Кто бы знал, похвала это или упрёк... Что у Ротгера на сердце — понимают в полной мере лишь эти седые горы, только это угрюмое море, отражающее, кажется, малейшую перемену его настроения. Или это происходит наоборот?
Ричард уже не в первый раз слышит эту присказку — альмиранте и прежде призывал его пить больше и думать меньше, но никогда ещё не объяснял, почему. Да и вряд ли он и теперь что-то большее скажет — и так весь подобрался и съёжился. Никто этого не говорит, но все понимают (даже Ричард, хотя, казалось бы, он никогда во всём этом не разбирался): то, что у Ротгера внутри, рано или поздно съест его самого, никто даже не удивится такому раскладу.

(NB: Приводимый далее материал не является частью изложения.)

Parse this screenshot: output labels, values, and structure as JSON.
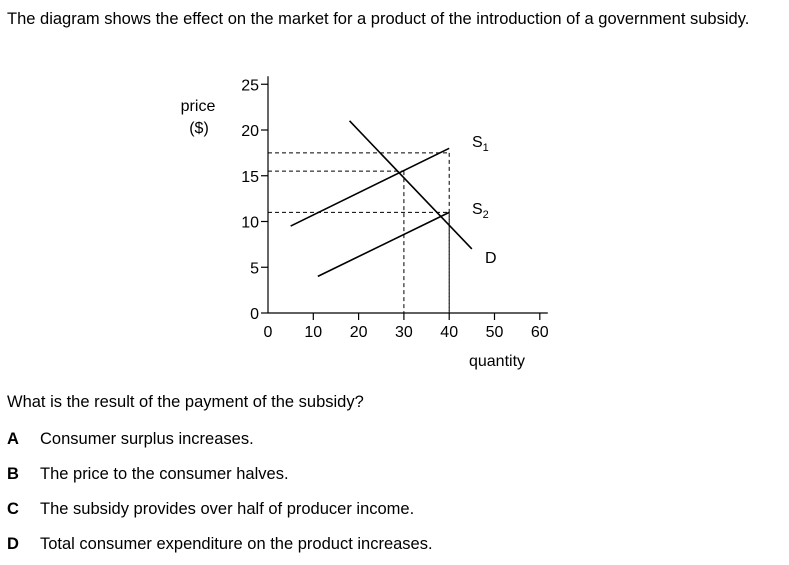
{
  "question": {
    "intro": "The diagram shows the effect on the market for a product of the introduction of a government subsidy.",
    "prompt": "What is the result of the payment of the subsidy?",
    "options": [
      {
        "letter": "A",
        "text": "Consumer surplus increases."
      },
      {
        "letter": "B",
        "text": "The price to the consumer halves."
      },
      {
        "letter": "C",
        "text": "The subsidy provides over half of producer income."
      },
      {
        "letter": "D",
        "text": "Total consumer expenditure on the product increases."
      }
    ]
  },
  "diagram": {
    "y_label_line1": "price",
    "y_label_line2": "($)",
    "x_label": "quantity",
    "x_ticks": [
      "0",
      "10",
      "20",
      "30",
      "40",
      "50",
      "60"
    ],
    "y_ticks": [
      "0",
      "5",
      "10",
      "15",
      "20",
      "25"
    ],
    "curves": {
      "S1": {
        "label_main": "S",
        "label_sub": "1"
      },
      "S2": {
        "label_main": "S",
        "label_sub": "2"
      },
      "D": {
        "label_main": "D"
      }
    }
  },
  "chart_data": {
    "type": "line",
    "xlabel": "quantity",
    "ylabel": "price ($)",
    "xlim": [
      0,
      60
    ],
    "ylim": [
      0,
      25
    ],
    "series": [
      {
        "name": "S1",
        "x": [
          5,
          40
        ],
        "y": [
          9.5,
          18
        ]
      },
      {
        "name": "S2",
        "x": [
          11,
          40
        ],
        "y": [
          4,
          11
        ]
      },
      {
        "name": "D",
        "x": [
          18,
          45
        ],
        "y": [
          21,
          7
        ]
      }
    ],
    "guides": [
      {
        "x": 30,
        "y": 15.5
      },
      {
        "x": 40,
        "y": 17.5
      },
      {
        "x": 40,
        "y": 11
      }
    ]
  }
}
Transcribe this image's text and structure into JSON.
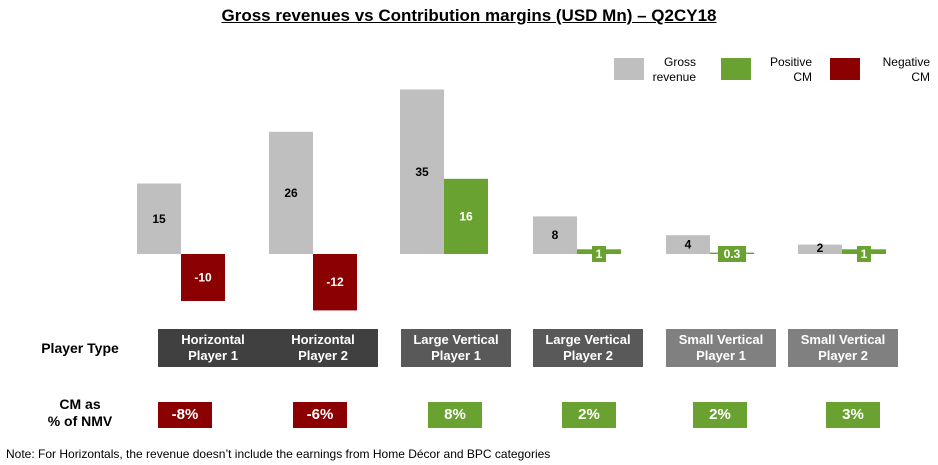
{
  "title": "Gross revenues vs Contribution margins (USD Mn) – Q2CY18",
  "legend": [
    {
      "label": "Gross revenue",
      "color": "#bfbfbf"
    },
    {
      "label": "Positive CM",
      "color": "#6aa232"
    },
    {
      "label": "Negative CM",
      "color": "#8b0000"
    }
  ],
  "colors": {
    "gross": "#bfbfbf",
    "positive": "#6aa232",
    "negative": "#8b0000",
    "label_text": "#000000"
  },
  "chart_data": {
    "type": "bar",
    "title": "Gross revenues vs Contribution margins (USD Mn) – Q2CY18",
    "categories": [
      "Horizontal Player 1",
      "Horizontal Player 2",
      "Large Vertical Player 1",
      "Large Vertical Player 2",
      "Small Vertical Player 1",
      "Small Vertical Player 2"
    ],
    "series": [
      {
        "name": "Gross revenue",
        "values": [
          15,
          26,
          35,
          8,
          4,
          2
        ]
      },
      {
        "name": "Contribution margin",
        "values": [
          -10,
          -12,
          16,
          1,
          0.3,
          1
        ]
      }
    ],
    "labels": {
      "gross": [
        "15",
        "26",
        "35",
        "8",
        "4",
        "2"
      ],
      "cm": [
        "-10",
        "-12",
        "16",
        "1",
        "0.3",
        "1"
      ]
    },
    "legend_position": "top-right"
  },
  "rows": {
    "player_type_label": "Player Type",
    "cm_label": "CM as\n% of NMV"
  },
  "players": [
    {
      "name": "Horizontal\nPlayer 1",
      "color": "#404040",
      "cm_pct": "-8%",
      "cm_color": "#8b0000"
    },
    {
      "name": "Horizontal\nPlayer 2",
      "color": "#404040",
      "cm_pct": "-6%",
      "cm_color": "#8b0000"
    },
    {
      "name": "Large Vertical\nPlayer 1",
      "color": "#595959",
      "cm_pct": "8%",
      "cm_color": "#6aa232"
    },
    {
      "name": "Large Vertical\nPlayer 2",
      "color": "#595959",
      "cm_pct": "2%",
      "cm_color": "#6aa232"
    },
    {
      "name": "Small Vertical\nPlayer 1",
      "color": "#808080",
      "cm_pct": "2%",
      "cm_color": "#6aa232"
    },
    {
      "name": "Small Vertical\nPlayer 2",
      "color": "#808080",
      "cm_pct": "3%",
      "cm_color": "#6aa232"
    }
  ],
  "note": "Note: For Horizontals, the revenue  doesn’t include the earnings from Home Décor and BPC categories"
}
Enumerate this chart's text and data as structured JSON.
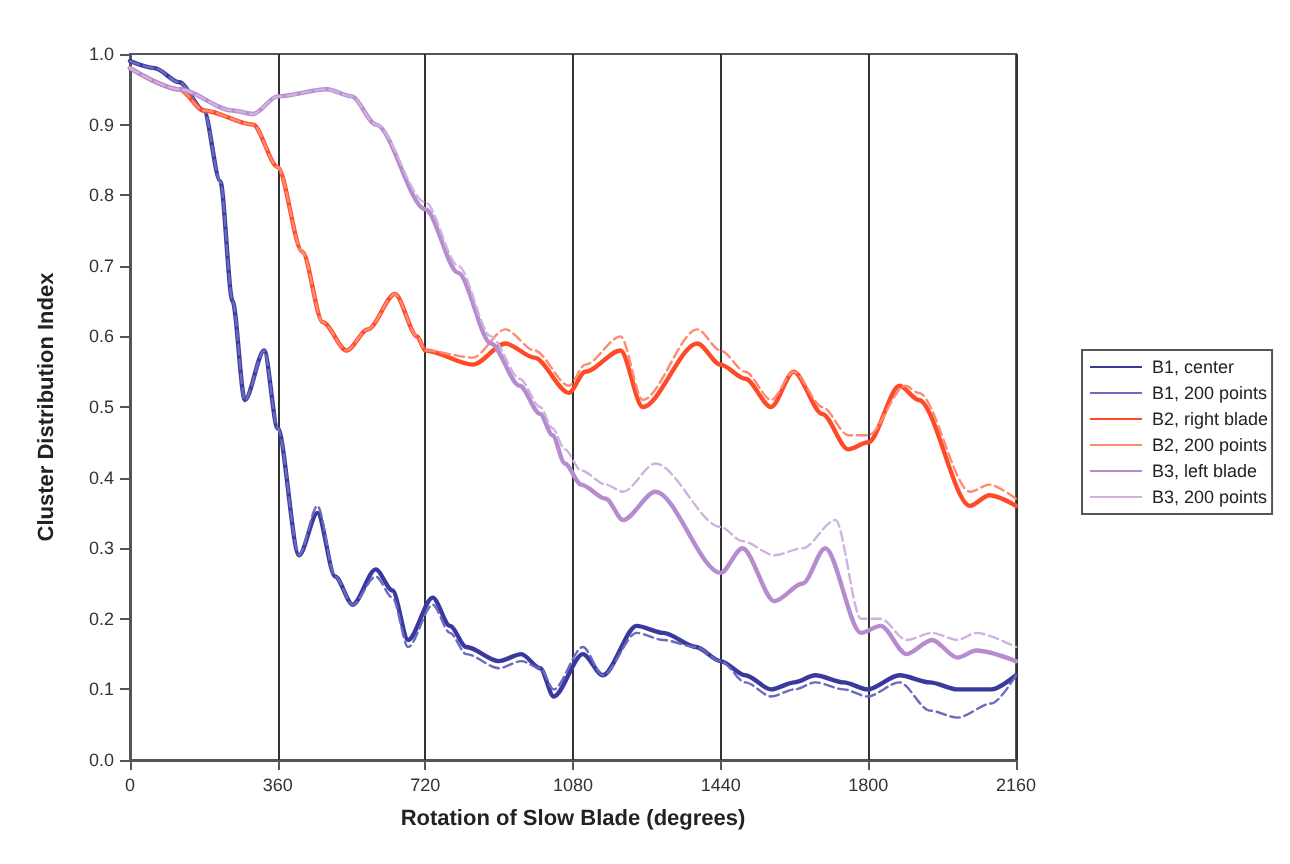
{
  "chart_data": {
    "type": "line",
    "xlabel": "Rotation of Slow Blade (degrees)",
    "ylabel": "Cluster Distribution Index",
    "xlim": [
      0,
      2160
    ],
    "xticks": [
      0,
      360,
      720,
      1080,
      1440,
      1800,
      2160
    ],
    "ylim": [
      0,
      1
    ],
    "yticks": [
      {
        "value": 0,
        "label": "0.0"
      },
      {
        "value": 0.1,
        "label": "0.1"
      },
      {
        "value": 0.2,
        "label": "0.2"
      },
      {
        "value": 0.3,
        "label": "0.3"
      },
      {
        "value": 0.4,
        "label": "0.4"
      },
      {
        "value": 0.5,
        "label": "0.5"
      },
      {
        "value": 0.6,
        "label": "0.6"
      },
      {
        "value": 0.7,
        "label": "0.7"
      },
      {
        "value": 0.8,
        "label": "0.8"
      },
      {
        "value": 0.9,
        "label": "0.9"
      },
      {
        "value": 1,
        "label": "1.0"
      }
    ],
    "grid": "x",
    "legend": "right",
    "marker": "none",
    "series": [
      {
        "name": "B1, center",
        "color": "#3a3a9e",
        "line_style": "solid",
        "x": [
          0,
          60,
          120,
          180,
          220,
          250,
          280,
          327,
          360,
          412,
          457,
          500,
          543,
          599,
          640,
          678,
          738,
          780,
          820,
          899,
          954,
          1000,
          1033,
          1104,
          1153,
          1235,
          1300,
          1380,
          1440,
          1500,
          1563,
          1620,
          1671,
          1740,
          1798,
          1876,
          1950,
          2017,
          2100,
          2160
        ],
        "values": [
          0.99,
          0.98,
          0.96,
          0.92,
          0.82,
          0.65,
          0.51,
          0.58,
          0.47,
          0.29,
          0.35,
          0.26,
          0.22,
          0.27,
          0.24,
          0.17,
          0.23,
          0.19,
          0.16,
          0.14,
          0.15,
          0.13,
          0.09,
          0.15,
          0.12,
          0.19,
          0.18,
          0.16,
          0.14,
          0.12,
          0.1,
          0.11,
          0.12,
          0.11,
          0.1,
          0.12,
          0.11,
          0.1,
          0.1,
          0.12
        ]
      },
      {
        "name": "B1, 200 points",
        "color": "#6a6ac0",
        "line_style": "dashed",
        "x": [
          0,
          60,
          120,
          180,
          220,
          250,
          280,
          327,
          360,
          412,
          457,
          500,
          543,
          599,
          640,
          678,
          738,
          780,
          820,
          899,
          954,
          1000,
          1033,
          1104,
          1153,
          1235,
          1300,
          1380,
          1440,
          1500,
          1563,
          1620,
          1671,
          1740,
          1798,
          1876,
          1950,
          2017,
          2100,
          2160
        ],
        "values": [
          0.99,
          0.98,
          0.96,
          0.92,
          0.82,
          0.65,
          0.51,
          0.58,
          0.47,
          0.29,
          0.36,
          0.26,
          0.22,
          0.26,
          0.23,
          0.16,
          0.22,
          0.18,
          0.15,
          0.13,
          0.14,
          0.13,
          0.1,
          0.16,
          0.12,
          0.18,
          0.17,
          0.16,
          0.14,
          0.11,
          0.09,
          0.1,
          0.11,
          0.1,
          0.09,
          0.11,
          0.07,
          0.06,
          0.08,
          0.12
        ]
      },
      {
        "name": "B2, right blade",
        "color": "#ff4a2a",
        "line_style": "solid",
        "x": [
          0,
          120,
          180,
          300,
          360,
          420,
          470,
          528,
          580,
          646,
          700,
          720,
          836,
          915,
          986,
          1070,
          1110,
          1196,
          1250,
          1383,
          1440,
          1500,
          1563,
          1618,
          1688,
          1751,
          1800,
          1876,
          1923,
          2048,
          2095,
          2160
        ],
        "values": [
          0.98,
          0.95,
          0.92,
          0.9,
          0.84,
          0.72,
          0.62,
          0.58,
          0.61,
          0.66,
          0.6,
          0.58,
          0.56,
          0.59,
          0.57,
          0.52,
          0.55,
          0.58,
          0.5,
          0.59,
          0.56,
          0.54,
          0.5,
          0.55,
          0.49,
          0.44,
          0.45,
          0.53,
          0.51,
          0.36,
          0.375,
          0.36
        ]
      },
      {
        "name": "B2, 200 points",
        "color": "#ff8a70",
        "line_style": "dashed",
        "x": [
          0,
          120,
          180,
          300,
          360,
          420,
          470,
          528,
          580,
          646,
          700,
          720,
          836,
          915,
          986,
          1070,
          1110,
          1196,
          1250,
          1383,
          1440,
          1500,
          1563,
          1618,
          1688,
          1751,
          1800,
          1890,
          1923,
          2048,
          2095,
          2160
        ],
        "values": [
          0.98,
          0.95,
          0.92,
          0.9,
          0.84,
          0.72,
          0.62,
          0.58,
          0.61,
          0.66,
          0.6,
          0.58,
          0.57,
          0.61,
          0.58,
          0.53,
          0.56,
          0.6,
          0.51,
          0.61,
          0.58,
          0.55,
          0.51,
          0.55,
          0.5,
          0.46,
          0.46,
          0.53,
          0.52,
          0.38,
          0.39,
          0.37
        ]
      },
      {
        "name": "B3, left blade",
        "color": "#b58ccf",
        "line_style": "solid",
        "x": [
          0,
          120,
          250,
          300,
          360,
          480,
          540,
          600,
          720,
          800,
          880,
          950,
          1000,
          1030,
          1060,
          1100,
          1160,
          1202,
          1281,
          1440,
          1493,
          1571,
          1640,
          1695,
          1782,
          1830,
          1893,
          1955,
          2017,
          2063,
          2160
        ],
        "values": [
          0.98,
          0.95,
          0.92,
          0.915,
          0.94,
          0.95,
          0.94,
          0.9,
          0.78,
          0.69,
          0.59,
          0.53,
          0.49,
          0.46,
          0.42,
          0.39,
          0.37,
          0.34,
          0.38,
          0.265,
          0.3,
          0.225,
          0.25,
          0.3,
          0.18,
          0.19,
          0.15,
          0.17,
          0.145,
          0.155,
          0.14
        ]
      },
      {
        "name": "B3, 200 points",
        "color": "#cfb2e0",
        "line_style": "dashed",
        "x": [
          0,
          120,
          250,
          300,
          360,
          480,
          540,
          600,
          720,
          800,
          880,
          950,
          1000,
          1030,
          1060,
          1100,
          1160,
          1202,
          1281,
          1440,
          1493,
          1571,
          1640,
          1720,
          1782,
          1830,
          1893,
          1955,
          2017,
          2063,
          2160
        ],
        "values": [
          0.98,
          0.95,
          0.92,
          0.915,
          0.94,
          0.95,
          0.94,
          0.9,
          0.79,
          0.7,
          0.6,
          0.54,
          0.5,
          0.47,
          0.44,
          0.41,
          0.39,
          0.38,
          0.42,
          0.33,
          0.31,
          0.29,
          0.3,
          0.34,
          0.2,
          0.2,
          0.17,
          0.18,
          0.17,
          0.18,
          0.16
        ]
      }
    ]
  }
}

— Но ты хотя бы впускаешь их, — тонкая, пусть и узловатая рука, ощущается на плече неожиданно тяжёлой, почти угрожающей, словно бы лапища горного тролля, которая того и гляди всадит в камень по пояс. — Значит, хоть что-то тебя ещё держит. Или — уже? Часто они приходят?
Ричарду, конечно, не хочется отвечать, однако он почему-то чувствует себя обязанным. Даже не знает, кто такие эти они, и уж точно уверен, что они — не его и не для него. Что бы обо всём этом подумали в Надоре? Кажется, будто он даёт себя использовать древним силам и слабнет с каждым разом; уж к этому крестьяне в округе замка точно отнеслись бы со всей серьёзностью. Жив ли ещё хоть кто-то из тех, кто веселился на ярмарках у подножья горы и забирал юного герцога в хоровод? Верил ли хоть кто-то из них во всё это на самом деле — в тех, кто приходят ночью, приняв любое... любимое обличье? К тому же, будь они сколько угодно нечистью, Ричард уже побывал в объятьях смерти, а значит, не обманывает себя, когда решает, что это — другая слабость. Он много читал об этом после того, как Альдо... Лучше не договаривать, даже не додумывать мысль. Можно подумать, ему нужны наследники, можно подумать, что, будь они вправду нужны, Кэртиана это бы допустила. В какой момент от него потребуется следующий Повелитель?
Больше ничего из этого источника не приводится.